Livre prônant le djihad : une polémique mais pas d'interdiction

Livre prônant le djihad : une polémique mais pas d'interdiction

RELIGION - A l'occasion du ramadan, la large diffusion en France d'un livre intitulé "La voie du musulman" fait polémique. Prônant la lutte armée contre les ennemis de l'islam, il fait l'objet de pétition réclamant son interdiction. Saisi, le ministère de l'Intérieur indique à metronews qu'il ne peut toutefois pas le retirer de la vente. Explications.

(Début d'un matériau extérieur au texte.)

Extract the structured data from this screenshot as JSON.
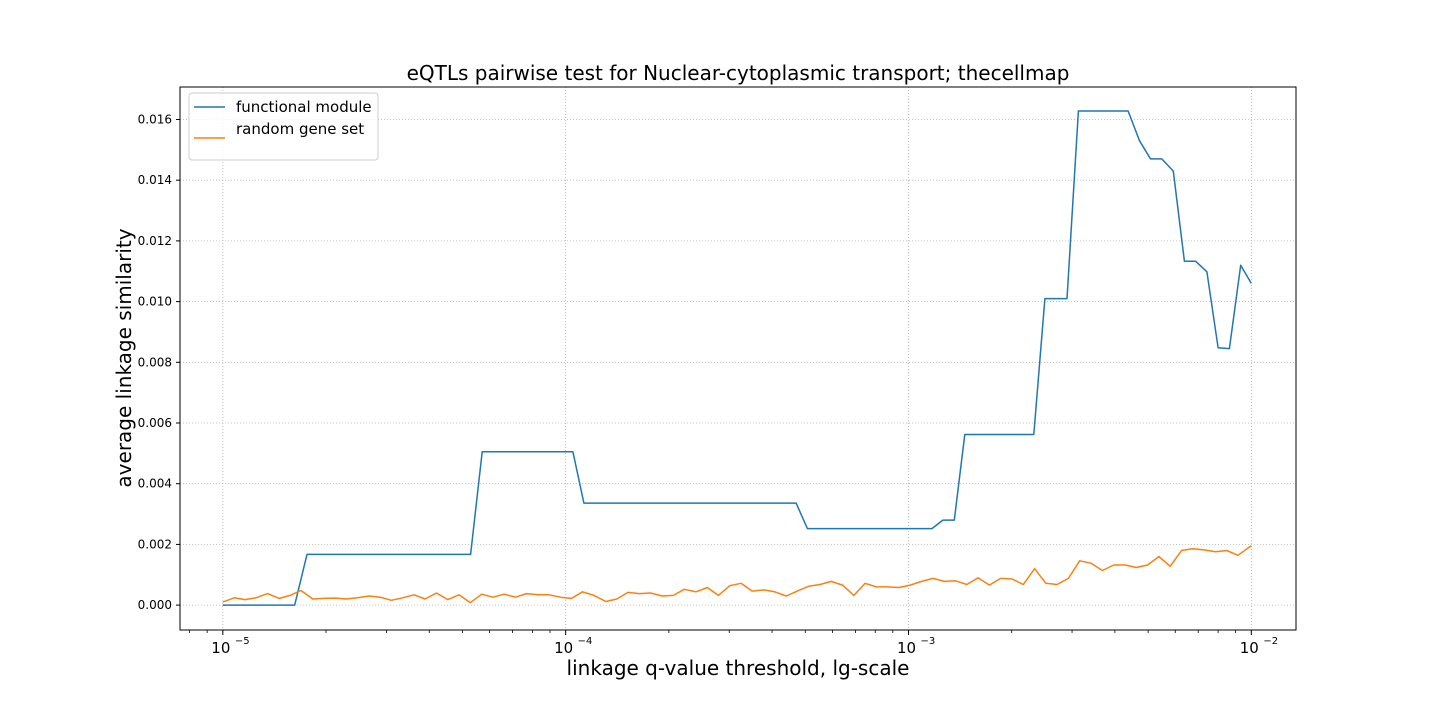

Dans le cadre d'une "opération Ramadan", la maison d'édition Albouraq diffuse depuis 2001 plusieurs ouvrages islamiques dans les librairies de France. Cette année, l'un d'entre eux fait polémique. Intitulé "La voie du musulman", il contient des propos radicaux prônant le djihad. Vendu dans les magasins spécialisés ainsi que dans les rayons livres des hypermarchés, il est sujet à plusieurs pétitions qui souhaitent faire interdire sa vente,  rapporte ce mardi Le Figaro .

"La voie du Musulman", éditée en avril 2014, promet sur sa quatrième de couverture "des solutions conformes aux exigences du monde moderne". L'auteur, le cheikh algérien Abu Bakr Al-Jazairi, y conduit une exégèse du Coran et de hadith ( recueil des actes et paroles de Mahomet et de ses compagnons ) pour éclairer la conduite des pratiquants de l'islam. Mais après des chapitres sur "la foi" du musulman, "la bienséance", "la morale du musulman" ou les "pratiques religieuses", le chapitre "rapports sociaux" évoque longuement un sujet pour le moins controversé : "la guerre sainte, le djihad".

"Les musulmans doivent installer toutes sortes d'usines d'armement"

Dans ces onze pages, l'auteur développe une analyse belliqueuse de l'islam. "Le djihad a pour but de comprendre et de contenir les mécréants, ennemis de l'Islam et de la communauté musulmane. C'est un devoir pour tout musulman que tous les croyants sont appelés à accomplir", commence-t-il page 263. Par conséquent, poursuit-il, "les musulmans doivent installer toutes sortes d'usines d'armement pour fabriquer tout genre d'armes en usage dans le monde". Page 267, le livre indique que "les musulmans doivent aussi se perfectionner et s'améliorer dans l'art militaire défensif et offensif pour se défendre ou attaquer au moment opportun pour que le verbe de Dieu triomphe". Et d'asséner, 13 pages plus loin : "L'hérétique : c'est le musulman qui renie sa religion, devient juif, chrétien ou athée, de son propre gré. On le somme dans un délai de trois jours pour revenir à l'Islam, s'il refuse, il sera passible de la peine de mort".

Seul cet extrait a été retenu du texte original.